In fact, one of these days I'm going to order one of your bracelets or chains... once I figure out which saints I need the most!
Donna, remembering the saints is just like remembering your good friends or family members. Nobody can list ALL of them right of the top of their head (not even SMM!), but we all have our favorites and we have no trouble remembering them. Hopefully, they don't have trouble remembering us, either!!
Also, actually, Sister, St. Therese DID travel during her lifetime....just not after she entered Carmel. Remember how she went to Italy with her father and asked the Pope to let her enter the cloister even though she was too young?
Well now I'm disappointed. I was just about to get all excited about St. Therese and how I am just like her because I have never been anywhere, but if she's been to Rome she certainly has one up on me! Actually she has a lot up on me! Lord, make me a saint like Therese, please!
Isn't St Anthony also a patron of travelers?
Oh, yes. Being a protestant IS much easier. I used to be one before I became a Catholic. And, we 'get' to remember all of these saints. We don't 'have' to.
At least I don't think we do. (I should go look that up, but it's 'easier' to just sit here where I am instead.)

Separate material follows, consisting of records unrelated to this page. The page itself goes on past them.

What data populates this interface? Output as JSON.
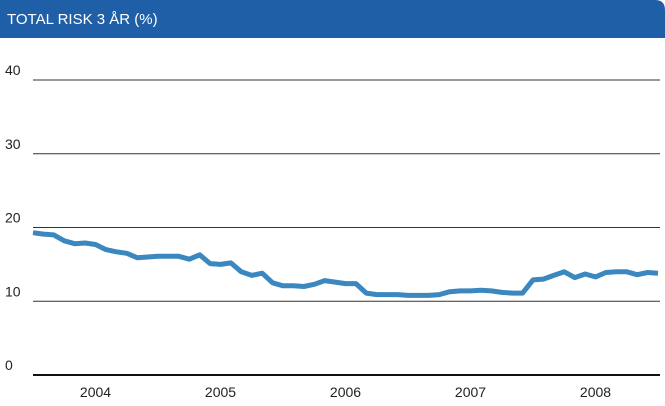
{
  "chart_data": {
    "type": "line",
    "title": "TOTAL RISK 3 ÅR (%)",
    "categories": [
      null,
      null,
      null,
      null,
      null,
      null,
      "2004",
      null,
      null,
      null,
      null,
      null,
      null,
      null,
      null,
      null,
      null,
      null,
      "2005",
      null,
      null,
      null,
      null,
      null,
      null,
      null,
      null,
      null,
      null,
      null,
      "2006",
      null,
      null,
      null,
      null,
      null,
      null,
      null,
      null,
      null,
      null,
      null,
      "2007",
      null,
      null,
      null,
      null,
      null,
      null,
      null,
      null,
      null,
      null,
      null,
      "2008",
      null,
      null,
      null,
      null,
      null,
      null
    ],
    "series": [
      {
        "color": "#3b87c0",
        "values": [
          19.3,
          19.1,
          19.0,
          18.2,
          17.8,
          17.9,
          17.7,
          17.0,
          16.7,
          16.5,
          15.9,
          16.0,
          16.1,
          16.1,
          16.1,
          15.7,
          16.3,
          15.1,
          15.0,
          15.2,
          14.0,
          13.5,
          13.8,
          12.5,
          12.1,
          12.1,
          12.0,
          12.3,
          12.8,
          12.6,
          12.4,
          12.4,
          11.1,
          10.9,
          10.9,
          10.9,
          10.8,
          10.8,
          10.8,
          10.9,
          11.3,
          11.4,
          11.4,
          11.5,
          11.4,
          11.2,
          11.1,
          11.1,
          12.9,
          13.0,
          13.5,
          14.0,
          13.2,
          13.7,
          13.3,
          13.9,
          14.0,
          14.0,
          13.6,
          13.9,
          13.8
        ]
      }
    ],
    "ylim": [
      0,
      40
    ],
    "yticks": [
      0,
      10,
      20,
      30,
      40
    ],
    "grid": true
  }
}
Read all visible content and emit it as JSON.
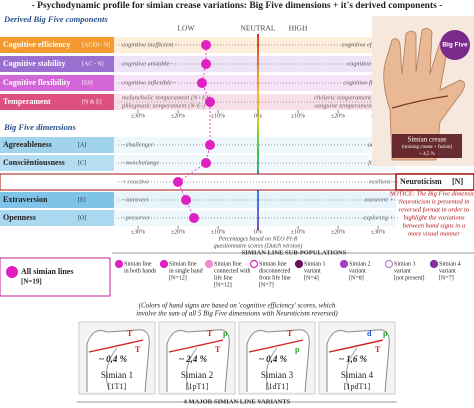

I'm glad you read about the Saints, Donna. They are people who we want to behave like in our lives if we can because they did a good job at trying to live life the way Jesus asked us to. They are given "patronage" over certain things because they either overcame something, were employed in a certain career or had a real empathy for some condition etc.
For instance, St. Francis who we all know loved animals.
We choose a Saint at our Confirmation (about 13 yrs old) to emulate in our lives. It's nice to know we have heavenly citizens to help look after us and intercede on our behalf with the Lord. They can help us "Throw the rocks at the window" so to speak, as we make our requests of God.
I believe that being a Catholic requires a lot more hard work. But once you find God the rules and the rememebrance is easier. I used to hate having to remember easy things like the Ten Commandments and to go to Mass on Sunday. But I find the more time you spend with God the closer you get to him and the easier it is for you.